The rule we use is simple. If we've written essentially the same prompt three times in a month, that's a skill. If a task has rules we want enforced consistently across the team, that's a skill. If a task is a one-off curiosity, it stays a prompt. The cost of building a skill is small once you've done it a few times. The cost of relying on prompt memory across a team of people is much larger over time.

Skills aren't a client deliverable, but we don't hide them. Clients who ask see how we run the work. The Claude Ads suite, the copywriting skill, brand-identity, ui-ux-pro-max, all visible. The market-correct family of skills is internal-only, used for our own marketing rather than any client engagement, but we'll explain those too if anyone asks. The practical reason we share is that transparency about workflow is part of the trust we build. The other reason is that no skill replaces the judgment, the experience, or the $550M in managed spend we've built over more than 12 years. The skills make us faster. They don't make us replaceable. Read more about how we think about agency tech and the proprietary tools myth if you want the longer version.

Two ways. Anthropic's official skills update through the standard plugin mechanism, the same way other software updates. Our custom skills sit in a git repo, and we revise them when something stops working or when we learn a better way to do the job. We also have a meta-skill that scans for skills with stale rules or outdated references and flags them for review. The skill stack is treated like code. It evolves, it's reviewed, it ships.

Skills run in the same context as the conversation, so they don't have any access the model doesn't already have. The thing to watch is what gets baked into a skill. If a skill includes a real client name, real account ID, or real revenue numbers, that becomes part of every conversation that loads the skill. Our rule is that example values inside a skill are anonymized. Real client data only enters a session through controlled context, not through skill files. Anthropic's documentation on Claude Code privacy at docs.anthropic.com is worth reading on this.

They're related but not identical. A plugin in the Claude Code ecosystem can bundle skills, MCP servers, slash commands, and hooks together as a single installable package. A skill is one piece of that. You can have a plugin that installs nothing but skills, like Anthropic's anthropic-skills plugin. You can also have skills that aren't part of any plugin. The simplest way to think about it is that a skill is a unit of teaching, and a plugin is a unit of distribution.

The market-correct-humanizer.
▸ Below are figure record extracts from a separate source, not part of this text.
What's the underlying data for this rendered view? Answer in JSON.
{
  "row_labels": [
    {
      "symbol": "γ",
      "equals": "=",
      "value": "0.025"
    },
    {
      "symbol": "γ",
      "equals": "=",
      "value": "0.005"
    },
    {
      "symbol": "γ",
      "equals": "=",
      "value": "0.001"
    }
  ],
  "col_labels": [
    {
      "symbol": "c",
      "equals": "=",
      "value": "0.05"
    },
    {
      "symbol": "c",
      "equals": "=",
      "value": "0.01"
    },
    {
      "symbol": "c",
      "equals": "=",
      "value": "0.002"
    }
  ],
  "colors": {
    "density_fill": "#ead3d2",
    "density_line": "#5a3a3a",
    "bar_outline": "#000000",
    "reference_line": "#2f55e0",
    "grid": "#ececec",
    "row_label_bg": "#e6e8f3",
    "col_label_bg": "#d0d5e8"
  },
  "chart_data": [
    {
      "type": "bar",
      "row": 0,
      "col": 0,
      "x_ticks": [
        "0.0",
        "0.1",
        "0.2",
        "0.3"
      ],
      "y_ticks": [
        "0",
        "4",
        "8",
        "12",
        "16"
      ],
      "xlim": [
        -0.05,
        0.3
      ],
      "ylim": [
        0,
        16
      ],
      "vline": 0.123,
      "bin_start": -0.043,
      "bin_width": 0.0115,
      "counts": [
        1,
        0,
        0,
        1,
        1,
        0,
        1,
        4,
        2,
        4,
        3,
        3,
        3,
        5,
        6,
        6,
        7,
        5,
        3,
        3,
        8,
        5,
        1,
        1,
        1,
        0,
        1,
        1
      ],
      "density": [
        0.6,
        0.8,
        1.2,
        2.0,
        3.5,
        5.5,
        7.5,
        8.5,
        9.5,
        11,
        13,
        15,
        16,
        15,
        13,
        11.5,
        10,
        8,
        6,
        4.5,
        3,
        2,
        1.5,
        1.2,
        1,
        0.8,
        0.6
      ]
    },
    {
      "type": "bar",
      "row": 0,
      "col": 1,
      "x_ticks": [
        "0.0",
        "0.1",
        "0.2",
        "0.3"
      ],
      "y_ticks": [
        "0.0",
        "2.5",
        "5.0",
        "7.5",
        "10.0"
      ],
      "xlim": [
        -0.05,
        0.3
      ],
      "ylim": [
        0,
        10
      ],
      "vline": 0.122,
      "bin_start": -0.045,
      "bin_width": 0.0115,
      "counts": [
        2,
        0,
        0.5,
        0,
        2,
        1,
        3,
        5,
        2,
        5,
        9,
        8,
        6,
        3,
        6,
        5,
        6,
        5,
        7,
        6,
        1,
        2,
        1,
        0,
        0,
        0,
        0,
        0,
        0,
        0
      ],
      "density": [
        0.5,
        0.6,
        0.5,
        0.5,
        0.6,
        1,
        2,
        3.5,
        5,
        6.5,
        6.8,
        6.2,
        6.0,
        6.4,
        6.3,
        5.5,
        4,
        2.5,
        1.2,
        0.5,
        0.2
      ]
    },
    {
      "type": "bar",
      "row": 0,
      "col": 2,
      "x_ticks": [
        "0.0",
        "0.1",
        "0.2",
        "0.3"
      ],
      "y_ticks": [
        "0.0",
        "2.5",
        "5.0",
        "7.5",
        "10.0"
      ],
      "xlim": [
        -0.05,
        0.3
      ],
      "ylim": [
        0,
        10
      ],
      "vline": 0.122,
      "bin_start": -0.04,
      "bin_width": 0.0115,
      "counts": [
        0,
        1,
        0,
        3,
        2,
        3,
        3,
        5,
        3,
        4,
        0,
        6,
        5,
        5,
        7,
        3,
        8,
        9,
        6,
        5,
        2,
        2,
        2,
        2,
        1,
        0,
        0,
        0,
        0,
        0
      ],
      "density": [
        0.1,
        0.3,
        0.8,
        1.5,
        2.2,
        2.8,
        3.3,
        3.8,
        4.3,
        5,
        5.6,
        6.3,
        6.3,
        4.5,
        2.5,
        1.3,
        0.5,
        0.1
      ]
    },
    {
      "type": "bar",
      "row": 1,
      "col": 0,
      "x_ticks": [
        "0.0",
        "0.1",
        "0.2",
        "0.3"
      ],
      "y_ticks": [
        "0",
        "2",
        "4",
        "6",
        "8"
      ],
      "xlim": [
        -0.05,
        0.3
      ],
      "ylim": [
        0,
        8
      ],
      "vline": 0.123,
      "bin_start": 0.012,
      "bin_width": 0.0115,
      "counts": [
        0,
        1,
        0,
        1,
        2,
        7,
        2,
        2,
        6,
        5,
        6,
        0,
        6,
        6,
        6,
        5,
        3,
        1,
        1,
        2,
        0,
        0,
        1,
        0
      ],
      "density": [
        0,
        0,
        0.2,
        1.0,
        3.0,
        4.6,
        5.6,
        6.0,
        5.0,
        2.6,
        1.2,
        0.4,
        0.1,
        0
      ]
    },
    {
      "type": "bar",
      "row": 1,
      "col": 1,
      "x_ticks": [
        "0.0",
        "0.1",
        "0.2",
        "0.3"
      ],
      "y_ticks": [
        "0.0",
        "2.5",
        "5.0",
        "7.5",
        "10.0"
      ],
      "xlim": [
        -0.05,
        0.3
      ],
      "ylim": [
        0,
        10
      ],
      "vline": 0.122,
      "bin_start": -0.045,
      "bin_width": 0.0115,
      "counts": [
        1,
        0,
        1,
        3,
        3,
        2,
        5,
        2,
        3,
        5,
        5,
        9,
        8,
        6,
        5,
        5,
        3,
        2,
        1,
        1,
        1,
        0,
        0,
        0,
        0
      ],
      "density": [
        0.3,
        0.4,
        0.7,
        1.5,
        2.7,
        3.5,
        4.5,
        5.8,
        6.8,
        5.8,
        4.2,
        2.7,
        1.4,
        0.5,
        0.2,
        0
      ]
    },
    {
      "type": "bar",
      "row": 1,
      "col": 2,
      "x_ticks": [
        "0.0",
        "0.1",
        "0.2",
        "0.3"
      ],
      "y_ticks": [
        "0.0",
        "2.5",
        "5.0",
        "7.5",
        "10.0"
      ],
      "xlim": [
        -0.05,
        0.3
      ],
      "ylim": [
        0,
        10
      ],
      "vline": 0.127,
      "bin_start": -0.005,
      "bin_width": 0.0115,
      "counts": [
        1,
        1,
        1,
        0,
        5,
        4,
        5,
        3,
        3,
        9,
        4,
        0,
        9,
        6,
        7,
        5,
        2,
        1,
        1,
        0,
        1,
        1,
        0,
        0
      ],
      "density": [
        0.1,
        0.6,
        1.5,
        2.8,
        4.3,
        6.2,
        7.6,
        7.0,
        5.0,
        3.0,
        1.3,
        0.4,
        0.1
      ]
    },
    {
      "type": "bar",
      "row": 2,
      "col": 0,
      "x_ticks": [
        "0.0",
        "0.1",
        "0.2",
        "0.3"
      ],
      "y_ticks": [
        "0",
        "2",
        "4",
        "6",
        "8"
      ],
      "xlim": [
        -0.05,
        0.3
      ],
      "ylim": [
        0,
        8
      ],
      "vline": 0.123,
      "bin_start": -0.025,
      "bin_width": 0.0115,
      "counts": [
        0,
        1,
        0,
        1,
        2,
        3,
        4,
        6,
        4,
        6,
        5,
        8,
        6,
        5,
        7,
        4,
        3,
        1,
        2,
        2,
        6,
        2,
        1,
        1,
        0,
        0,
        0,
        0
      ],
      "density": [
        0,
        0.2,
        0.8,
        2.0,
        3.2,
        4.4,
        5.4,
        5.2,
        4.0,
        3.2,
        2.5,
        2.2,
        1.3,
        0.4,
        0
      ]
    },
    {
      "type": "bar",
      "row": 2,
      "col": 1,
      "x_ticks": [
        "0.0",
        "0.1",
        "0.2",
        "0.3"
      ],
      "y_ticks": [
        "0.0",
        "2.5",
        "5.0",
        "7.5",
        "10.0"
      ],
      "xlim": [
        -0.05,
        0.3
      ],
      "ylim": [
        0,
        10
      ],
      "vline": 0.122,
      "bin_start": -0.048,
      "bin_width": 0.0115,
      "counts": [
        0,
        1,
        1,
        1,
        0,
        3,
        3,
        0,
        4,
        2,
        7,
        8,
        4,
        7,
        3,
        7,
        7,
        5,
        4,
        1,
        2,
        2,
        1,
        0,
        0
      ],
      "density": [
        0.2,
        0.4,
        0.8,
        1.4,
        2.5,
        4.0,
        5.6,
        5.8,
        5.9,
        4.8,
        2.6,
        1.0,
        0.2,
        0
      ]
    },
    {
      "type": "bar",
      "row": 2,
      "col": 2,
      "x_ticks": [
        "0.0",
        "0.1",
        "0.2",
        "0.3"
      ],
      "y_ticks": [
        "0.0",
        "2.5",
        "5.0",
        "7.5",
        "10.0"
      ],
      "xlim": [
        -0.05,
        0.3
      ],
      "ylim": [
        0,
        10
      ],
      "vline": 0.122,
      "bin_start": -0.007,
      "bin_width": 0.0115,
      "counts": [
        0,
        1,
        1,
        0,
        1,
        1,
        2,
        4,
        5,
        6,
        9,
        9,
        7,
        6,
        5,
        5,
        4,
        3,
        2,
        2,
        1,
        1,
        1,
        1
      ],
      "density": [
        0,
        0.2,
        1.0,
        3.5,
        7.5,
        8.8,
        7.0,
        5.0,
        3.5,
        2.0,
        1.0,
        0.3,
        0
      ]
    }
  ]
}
It enforces our brand voice rules across every piece of Market Correct content we publish. No em dashes, no banned AI words, mandatory contractions, opening rules, paragraph rhythm checks, the whole list. It's the difference between our own content sounding like Market Correct wrote it and sounding like a generic AI tool wrote it. Every other internal skill produces drafts. The humanizer is what makes those drafts shippable under our name. If you read this post and felt it sounded human, that's the skill at work.